Archive for March 2009
My wife and I went to get our taxes done yesterday (I won’t bore you with the sob story that is the result) and I remembered that last year there was a question on the tax form that really bugged me and I wondered if anything had been done about it. The question reads “Are you or your spouse permanently and totally disabled?” Yes gets you a bit of a refund, No doesn’t.
I have spina bifida. I am in fact, permanently disabled. It is my role to play in this life. However I am not totally disabled. I tried again to point out the distinction to the tax preparer and she tried to explain it thusly:
“Well, by totally they just mean that you’re disabled and it is not going to change.” Something like that.
To which I replied “Isn’t that what ‘permanently’ means?” She had no response.
I will be contacting someone. It is not a matter of pride, as you can see I am perfectly willing to admit and accept that I am permanently disabled. But totally would imply…what? I mean the fact that I can type this is evidence that I am not totally disabled. And anyone who cannot type is still FAR from totally disabled. In fact, anyone who is “totally disabled would not be living because total disability would include the function of the person’s heart, correct?
For me, being in a wheelchair, sometimes it really is great to have a non-disabled person rebuke me for my actions if they are out of line, rather than just assuming that I am mentally challenged and let me off the hook. Let me give you an example from yesterday:
The office building at my apartment complex is under construction and has temporarily relocated downstairs. For weeks there have been signs up saying “Sorry about the inconvenience”. The mailboxes have remained accessible on the main floor throughout the construction.Yesterday however, I went there and the sign said “Office will be closed today sorry about the inconvenience.” I wondered if this sign meant the main floor or the relocated downstairs office. But when I checked the door to the main floor, even though there was construction going on in the back, it was not locked, so I thought OK it’s open, and went in and got my mail. As I was leaving, one of the workers approached me, and in a real gruff, aggressive voice said “Is there not a sign on the door that said “Do Not Enter”? As I attempted to answer, he interrupted me, with “Huh? Didn’t you see it? I’ll bet you did, didn’t you?”
He then pointed to the floor which had just been cemented or something, and was still drying. I apologized repeatedly but I told the man, quite reasonably I thought, that the sign did not, in fact, say “Do Not Enter”, and again tried to explain that I thought it referred to the office as it was current downstairs location.
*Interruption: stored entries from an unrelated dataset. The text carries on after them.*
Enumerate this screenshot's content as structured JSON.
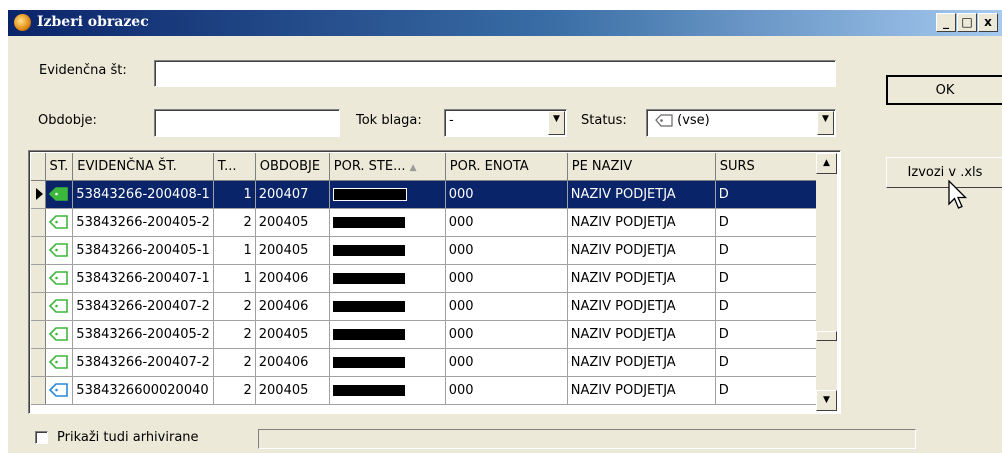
{
  "window": {
    "title": "Izberi obrazec",
    "min": "_",
    "max": "□",
    "close": "x"
  },
  "form": {
    "evidencna_label": "Evidenčna št:",
    "evidencna_value": "",
    "obdobje_label": "Obdobje:",
    "obdobje_value": "",
    "tok_label": "Tok blaga:",
    "tok_value": "-",
    "status_label": "Status:",
    "status_value": "(vse)"
  },
  "buttons": {
    "ok": "OK",
    "export": "Izvozi v .xls"
  },
  "grid": {
    "columns": [
      "ST.",
      "EVIDENČNA ŠT.",
      "T...",
      "OBDOBJE",
      "POR. STE...",
      "POR. ENOTA",
      "PE NAZIV",
      "SURS"
    ],
    "rows": [
      {
        "ev": "53843266-200408-1",
        "t": "1",
        "obd": "200407",
        "enota": "000",
        "naziv": "NAZIV PODJETJA",
        "surs": "D",
        "icon": "green",
        "selected": true
      },
      {
        "ev": "53843266-200405-2",
        "t": "2",
        "obd": "200405",
        "enota": "000",
        "naziv": "NAZIV PODJETJA",
        "surs": "D",
        "icon": "green-outline",
        "selected": false
      },
      {
        "ev": "53843266-200405-1",
        "t": "1",
        "obd": "200405",
        "enota": "000",
        "naziv": "NAZIV PODJETJA",
        "surs": "D",
        "icon": "green-outline",
        "selected": false
      },
      {
        "ev": "53843266-200407-1",
        "t": "1",
        "obd": "200406",
        "enota": "000",
        "naziv": "NAZIV PODJETJA",
        "surs": "D",
        "icon": "green-outline",
        "selected": false
      },
      {
        "ev": "53843266-200407-2",
        "t": "2",
        "obd": "200406",
        "enota": "000",
        "naziv": "NAZIV PODJETJA",
        "surs": "D",
        "icon": "green-outline",
        "selected": false
      },
      {
        "ev": "53843266-200405-2",
        "t": "2",
        "obd": "200405",
        "enota": "000",
        "naziv": "NAZIV PODJETJA",
        "surs": "D",
        "icon": "green-outline",
        "selected": false
      },
      {
        "ev": "53843266-200407-2",
        "t": "2",
        "obd": "200406",
        "enota": "000",
        "naziv": "NAZIV PODJETJA",
        "surs": "D",
        "icon": "green-outline",
        "selected": false
      },
      {
        "ev": "5384326600020040",
        "t": "2",
        "obd": "200405",
        "enota": "000",
        "naziv": "NAZIV PODJETJA",
        "surs": "D",
        "icon": "blue",
        "selected": false
      }
    ]
  },
  "footer": {
    "archive_label": "Prikaži tudi arhivirane",
    "archive_checked": false
  },
  "colors": {
    "selection": "#0a246a",
    "face": "#ece9d8",
    "icon_green": "#3cb83c",
    "icon_blue": "#2a88d8"
  },
  "icons": {
    "app": "app-icon",
    "status": "tag-icon",
    "row_pointer": "row-pointer-icon",
    "cursor": "mouse-pointer-icon"
  }
}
Now, I don’t really think I deserved this type of rebuke from this man, as his sign clearly should have stated “Do Not Enter” or at LEAST “Wet Floor”. And I don’t understand why the door wasn’t blocked off in some way if not locked. I don’t think I got the chastising I got BECAUSE of my disability. In fact, it was great that he would go off on me, never taking my disability into consideration.
I forgive him because I understand they’d probably worked on that floor for a while only to have me come along and muck it up. Though I did not destroy it by any means, I should have questioned the signs further, I suppose.
Wow. I watched the broadcast with great interest, and was impressed with the poise and confidence with which the President discussed the economic situation and how he appears to be ready to clean up all of the immoral practices of corporate America that have been swept under the rug for too long.
I didn’t even notice this comment.
Everything else he was saying was more important. I am an American first and a disabled person…well, like fifth or sixth, but you get the idea.
But I will say that no matter how hard he works to rectify our economy and get this ship on the right course, a “joke” like that should not be considered “acceptable” for the President of the United States to make.
I write a lot on this blog about how disabled people can take a joke, and we are no more untouchable than anyone else. But the Special Olympics is for participants that are often very physically able people, and I would imagine a lot of the participants could bowl the Flag Pin right off of President Obama’s lapel!
Mr. President, I respect you for your initiative and for your passion, but please be careful. Don’t be a Biden. You’re much more intelligent than that one small comment would give you credit for.
Below I will leave a link to a story about a great effort of the Rotary International and the Gates Foundation to finally make polio a thing of the past. Yes polio has been, for the most part, a non-issue in U.S. for decades, but there are still people here living with its disabling after-effects, and there are still just four countries where it is still newly afflicting people, thankfully now in minimal numbers.
Before you write this off as another lost cause, Here is a chance to read a story with stats on specifically how much progress is being made. This is impressive when you compare it to, for example, the standstill we seem to be at with AIDS in Africa.
If the link expires, please contact a nearby Rotary or the (Bill) Gates Foundation for further information.
If you are like me and you have a disability, you likely feel empathetic toward anyone who has a disability which is more difficult to bear than your own. Whether you have a disability, know someone who does, or are just randomly coming across this story, I urge you to read the story and pitch in to the effort and tell a friend.
The only way we can get rid of terrible things like polio is by showing love, and choosing to help those who are afflicted, whom we don’t know, have never met, and probably never will.